Si esto es cierto, y supongo que lo es, ¿no resulta incomprensible que un asunto tan trascendente –la preservación de la vida– apenas llame la atención del público muy de tanto en tanto, por ejemplo esta semana, cuando Kim Jong-un, el patológico sátrapa de Corea del Norte, anunció que, celebrada por toda la población norcoreana, acaba de hacer estallar su primera bomba de hidrógeno. Los técnicos de Estados Unidos y Europa se han apresurado a decir que este anuncio es exagerado, que la última dictadura estalinista del planeta apenas ha conseguido fabricar hasta el momento una bomba nuclear. El Consejo de Seguridad de las Naciones Unidas, la Unión Europea y distintos gobiernos –entre ellos, el de China– han condenado el experimento (cierto o falso) anunciado por Kim Jong-un. ¿Habrá nuevas sanciones de castigo al régimen norcoreano? En teoría, sí, pero en términos prácticos, ninguna, porque ese país vive en un aislamiento total, como dentro de una probeta, y sobrevive gracias al puño de hierro que aherroja a sus infelices ciudadanos-esclavos, al contrabando y a la demagogia delirante.

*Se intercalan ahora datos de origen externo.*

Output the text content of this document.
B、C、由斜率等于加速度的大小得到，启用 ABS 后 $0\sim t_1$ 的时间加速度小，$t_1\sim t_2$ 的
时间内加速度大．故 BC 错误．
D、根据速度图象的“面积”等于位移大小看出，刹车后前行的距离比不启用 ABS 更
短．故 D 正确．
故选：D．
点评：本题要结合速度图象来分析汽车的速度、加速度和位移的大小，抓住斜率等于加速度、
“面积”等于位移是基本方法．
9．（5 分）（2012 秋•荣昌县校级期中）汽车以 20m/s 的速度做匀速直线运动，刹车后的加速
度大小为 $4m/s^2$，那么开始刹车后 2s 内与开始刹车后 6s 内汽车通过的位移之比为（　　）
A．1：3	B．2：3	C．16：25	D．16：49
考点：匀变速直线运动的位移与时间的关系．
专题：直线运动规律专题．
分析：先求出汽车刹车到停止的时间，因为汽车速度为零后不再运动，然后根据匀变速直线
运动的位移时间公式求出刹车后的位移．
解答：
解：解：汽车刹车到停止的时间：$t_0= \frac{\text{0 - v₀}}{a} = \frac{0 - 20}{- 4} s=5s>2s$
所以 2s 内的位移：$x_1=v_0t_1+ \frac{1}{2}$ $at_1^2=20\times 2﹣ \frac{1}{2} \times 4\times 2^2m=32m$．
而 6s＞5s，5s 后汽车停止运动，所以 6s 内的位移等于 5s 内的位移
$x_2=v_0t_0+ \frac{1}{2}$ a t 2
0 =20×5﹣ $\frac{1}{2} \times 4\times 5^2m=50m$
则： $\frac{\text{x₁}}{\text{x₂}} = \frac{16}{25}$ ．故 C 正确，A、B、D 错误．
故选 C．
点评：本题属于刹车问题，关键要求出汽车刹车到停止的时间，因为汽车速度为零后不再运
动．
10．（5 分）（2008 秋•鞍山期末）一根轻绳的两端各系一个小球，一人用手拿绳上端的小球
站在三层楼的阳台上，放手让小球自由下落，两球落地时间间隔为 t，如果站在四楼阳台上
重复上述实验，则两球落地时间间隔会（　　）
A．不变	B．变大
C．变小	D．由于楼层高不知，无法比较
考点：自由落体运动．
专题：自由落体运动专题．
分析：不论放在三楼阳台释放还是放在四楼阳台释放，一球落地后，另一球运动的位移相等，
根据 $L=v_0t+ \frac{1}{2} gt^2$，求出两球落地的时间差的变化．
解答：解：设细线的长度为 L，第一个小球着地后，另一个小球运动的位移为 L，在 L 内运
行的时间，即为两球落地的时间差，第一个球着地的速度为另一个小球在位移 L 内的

Oficialmente, hay seis países en el mundo que poseen armas nucleares –Estados Unidos, Rusia, China, India, Pakistán y Corea del Norte– y sólo dos de ellos, Estados Unidos y Rusia, han experimentado bombas de hidrógeno, que tienen una capacidad destructiva siete u ocho veces mayor que las bombas que aniquilaron Hiroshima y Nagasaki. Sólo una décima parte del arsenal nuclear ya acumulado sería suficiente para acabar con todas las ciudades del globo y desaparecer a la especie humana. Debemos estar todos muy locos en este mundo para haber llegado a una situación semejante sin que nadie haga nada y sigamos contemplando, a nuestro alrededor, cómo los arsenales nucleares siguen allí, acaso aumentando, a la espera de que, en cualquier momento, algún fanático con poder encienda la chispa que provoque la gigantesca explosión que nos extermine.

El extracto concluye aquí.